Fluorescein is used as a standard fluid tracer, allowing the concentration of test compounds to be determined at any time. This is done by monitoring fluorescein tracer fluorescence and calculating concentration based on a predetermined standard curve (0.001 μM to 1 μM). The standard curve was created from individual wells with fluorescein dissolved in culture media and FITC imaged using the ImageXpress Micro XLS. During flow experiments, the source well (column 1) start concentration of fluorescein was 1 μM and AFb was 10 μM (5 μM is considered a 100% lethal dose). To extrapolate AFb concentrations, the amount of fluorescein in each well was multiplied by the starting AFb concentration to obtain the corresponding concentration of vehicle or test compound over time (Figure 4).

time course concentration gradients

Figure 4. This graph depicts the time course concentration gradients of compound/toxicant exposures in each SciFlow 1000 System column over a 72 hour period.
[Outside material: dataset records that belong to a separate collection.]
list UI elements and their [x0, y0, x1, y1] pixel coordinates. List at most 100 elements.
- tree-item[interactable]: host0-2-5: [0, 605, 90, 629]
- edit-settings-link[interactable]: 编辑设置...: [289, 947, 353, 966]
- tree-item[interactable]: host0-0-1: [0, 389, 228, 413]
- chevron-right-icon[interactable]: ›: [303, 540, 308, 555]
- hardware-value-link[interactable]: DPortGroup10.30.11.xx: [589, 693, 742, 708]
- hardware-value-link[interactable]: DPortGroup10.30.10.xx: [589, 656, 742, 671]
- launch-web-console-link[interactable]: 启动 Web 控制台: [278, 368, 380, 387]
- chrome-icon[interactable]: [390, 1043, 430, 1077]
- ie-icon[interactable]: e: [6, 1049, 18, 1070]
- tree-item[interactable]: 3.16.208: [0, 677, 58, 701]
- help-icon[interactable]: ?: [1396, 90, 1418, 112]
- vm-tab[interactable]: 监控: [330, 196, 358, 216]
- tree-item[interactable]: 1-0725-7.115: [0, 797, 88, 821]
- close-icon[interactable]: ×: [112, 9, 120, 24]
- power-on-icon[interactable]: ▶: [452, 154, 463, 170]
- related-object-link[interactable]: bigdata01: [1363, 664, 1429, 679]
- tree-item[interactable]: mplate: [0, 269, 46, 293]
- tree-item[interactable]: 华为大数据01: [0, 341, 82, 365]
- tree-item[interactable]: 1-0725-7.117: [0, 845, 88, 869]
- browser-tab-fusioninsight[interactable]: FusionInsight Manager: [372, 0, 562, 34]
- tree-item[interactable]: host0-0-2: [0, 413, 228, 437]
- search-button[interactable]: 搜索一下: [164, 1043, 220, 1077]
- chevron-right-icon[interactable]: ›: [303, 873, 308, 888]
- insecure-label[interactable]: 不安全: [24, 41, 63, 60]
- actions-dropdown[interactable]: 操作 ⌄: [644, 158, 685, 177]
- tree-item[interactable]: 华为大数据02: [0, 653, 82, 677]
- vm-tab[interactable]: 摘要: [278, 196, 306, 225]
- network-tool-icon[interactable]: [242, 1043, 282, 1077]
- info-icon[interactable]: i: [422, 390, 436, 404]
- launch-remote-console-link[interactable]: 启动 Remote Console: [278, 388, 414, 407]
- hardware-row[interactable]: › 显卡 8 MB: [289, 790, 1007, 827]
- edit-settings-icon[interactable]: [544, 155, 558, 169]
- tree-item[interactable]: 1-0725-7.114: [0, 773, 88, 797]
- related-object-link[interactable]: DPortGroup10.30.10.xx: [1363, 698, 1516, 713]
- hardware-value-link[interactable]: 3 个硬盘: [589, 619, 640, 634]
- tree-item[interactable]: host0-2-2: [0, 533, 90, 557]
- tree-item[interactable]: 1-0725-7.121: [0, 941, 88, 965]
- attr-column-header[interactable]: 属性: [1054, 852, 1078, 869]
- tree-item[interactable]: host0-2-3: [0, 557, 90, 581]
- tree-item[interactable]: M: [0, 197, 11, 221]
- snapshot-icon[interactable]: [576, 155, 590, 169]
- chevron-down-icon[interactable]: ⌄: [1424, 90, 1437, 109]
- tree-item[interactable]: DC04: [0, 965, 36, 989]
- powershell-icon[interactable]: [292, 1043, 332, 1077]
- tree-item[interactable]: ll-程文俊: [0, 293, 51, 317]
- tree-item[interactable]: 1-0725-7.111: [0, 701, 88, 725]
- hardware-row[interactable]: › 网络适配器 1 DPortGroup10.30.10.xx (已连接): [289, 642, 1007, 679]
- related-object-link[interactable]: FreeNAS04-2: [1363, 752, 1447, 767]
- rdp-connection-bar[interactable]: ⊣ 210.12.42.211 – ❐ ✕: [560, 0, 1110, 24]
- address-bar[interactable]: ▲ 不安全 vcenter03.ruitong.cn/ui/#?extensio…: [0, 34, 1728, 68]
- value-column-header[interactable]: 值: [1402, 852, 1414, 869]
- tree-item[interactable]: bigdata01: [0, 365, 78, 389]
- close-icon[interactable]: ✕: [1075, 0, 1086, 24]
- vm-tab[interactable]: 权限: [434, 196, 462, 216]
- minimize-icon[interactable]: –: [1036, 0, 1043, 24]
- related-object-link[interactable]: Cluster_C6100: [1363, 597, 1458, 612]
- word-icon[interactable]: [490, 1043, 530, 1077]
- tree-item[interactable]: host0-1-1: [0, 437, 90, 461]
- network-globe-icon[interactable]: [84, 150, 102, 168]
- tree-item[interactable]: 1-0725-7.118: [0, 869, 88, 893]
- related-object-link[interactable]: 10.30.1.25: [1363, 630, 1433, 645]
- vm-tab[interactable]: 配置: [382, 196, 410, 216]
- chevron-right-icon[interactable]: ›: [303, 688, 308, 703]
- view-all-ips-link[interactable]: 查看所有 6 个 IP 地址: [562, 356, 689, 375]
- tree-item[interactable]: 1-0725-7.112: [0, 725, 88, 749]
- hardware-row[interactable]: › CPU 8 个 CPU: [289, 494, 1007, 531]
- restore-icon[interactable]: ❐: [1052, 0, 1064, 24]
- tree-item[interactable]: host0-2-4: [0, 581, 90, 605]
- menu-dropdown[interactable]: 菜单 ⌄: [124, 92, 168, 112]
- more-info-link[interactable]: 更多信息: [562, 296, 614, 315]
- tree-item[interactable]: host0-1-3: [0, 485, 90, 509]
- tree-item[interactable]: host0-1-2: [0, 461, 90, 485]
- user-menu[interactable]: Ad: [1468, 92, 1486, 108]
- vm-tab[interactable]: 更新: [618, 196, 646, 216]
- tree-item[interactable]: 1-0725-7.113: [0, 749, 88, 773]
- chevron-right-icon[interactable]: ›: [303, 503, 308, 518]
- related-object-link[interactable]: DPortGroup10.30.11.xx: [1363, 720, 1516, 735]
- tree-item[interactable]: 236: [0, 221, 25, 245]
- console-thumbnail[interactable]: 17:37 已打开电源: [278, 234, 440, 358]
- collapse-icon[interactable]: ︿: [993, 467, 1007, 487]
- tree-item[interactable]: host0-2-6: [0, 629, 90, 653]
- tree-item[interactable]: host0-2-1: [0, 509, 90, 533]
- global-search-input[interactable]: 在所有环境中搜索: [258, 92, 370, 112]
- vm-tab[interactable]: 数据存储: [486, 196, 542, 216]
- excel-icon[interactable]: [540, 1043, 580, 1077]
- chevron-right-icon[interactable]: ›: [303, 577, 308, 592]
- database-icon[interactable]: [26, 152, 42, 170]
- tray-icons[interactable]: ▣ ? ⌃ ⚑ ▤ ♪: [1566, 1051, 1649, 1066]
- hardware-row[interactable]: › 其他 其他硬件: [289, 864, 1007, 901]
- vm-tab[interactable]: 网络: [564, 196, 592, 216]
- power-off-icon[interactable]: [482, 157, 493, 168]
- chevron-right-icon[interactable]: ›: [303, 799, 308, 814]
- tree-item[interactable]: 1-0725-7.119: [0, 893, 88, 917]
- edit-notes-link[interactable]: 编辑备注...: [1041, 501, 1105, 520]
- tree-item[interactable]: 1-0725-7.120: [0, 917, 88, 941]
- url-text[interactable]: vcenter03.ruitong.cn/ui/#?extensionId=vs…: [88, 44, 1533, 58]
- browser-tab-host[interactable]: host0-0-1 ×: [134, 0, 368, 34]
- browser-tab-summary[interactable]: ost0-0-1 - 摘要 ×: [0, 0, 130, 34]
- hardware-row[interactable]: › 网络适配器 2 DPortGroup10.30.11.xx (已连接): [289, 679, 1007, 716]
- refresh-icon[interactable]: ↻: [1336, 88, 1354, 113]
AFb concentration data are extrapolated from fluorescein fluid tracer. Values are the average of 3 replicates.

 

Results

After initiating flow, images were acquired over four days and analyzed for live and dead cell counts. Figure 5A shows the percentage of viable control cells over time. Figure 5B shows cell viability for the Aflatoxin B experiment. One channel (columns 3-11) was evaluated at 16 different time points between 0.0 to 91.8 hours. Each well value is actually the average of three replicates. The percentages within the table represent the change in cell viability.

Figure 5B shows the decreasing percentage of viable cells over time which is also visually identified by the heat map.

5A) percentage of viable control cells over time. 5B) cell viability for the Aflatoxin B

Figure 5. Mapping cytotoxicity by percentage of viable cells. Table data show cell viability across SciFlow 1000 System rows. Table columns represent corresponding columns (3-11) in SciFlow 1000 System. Table rows are time points over which the experiment was measured. Values were generated from 4X images. (A) This table shows the percentage of viable control cells over time. The values are an average of C, D, and E rows. (B) This table shows cell viability for Aflatoxin B. The values are an average of F, G, and H rows. Images: blue represents Hoechst nuclear staining of all cells. Red are non-viable cells stained with CellTox Green.

Conclusion

ImageXpress Micro High Content Imaging System can effectively monitor real-time fluid flow, direct cell culture responses, and dynamic compartment-to-compartment signaling of cellular responses using the SciFlow 1000 Fluidic Culture System. Coupled with robust MetaXpress software, we were able to quickly acquire and analyze the real-time outcomes of gradient drug exposures for faster prediction of concentration thresholds and to produce quantifiable data reflective of in vivo models.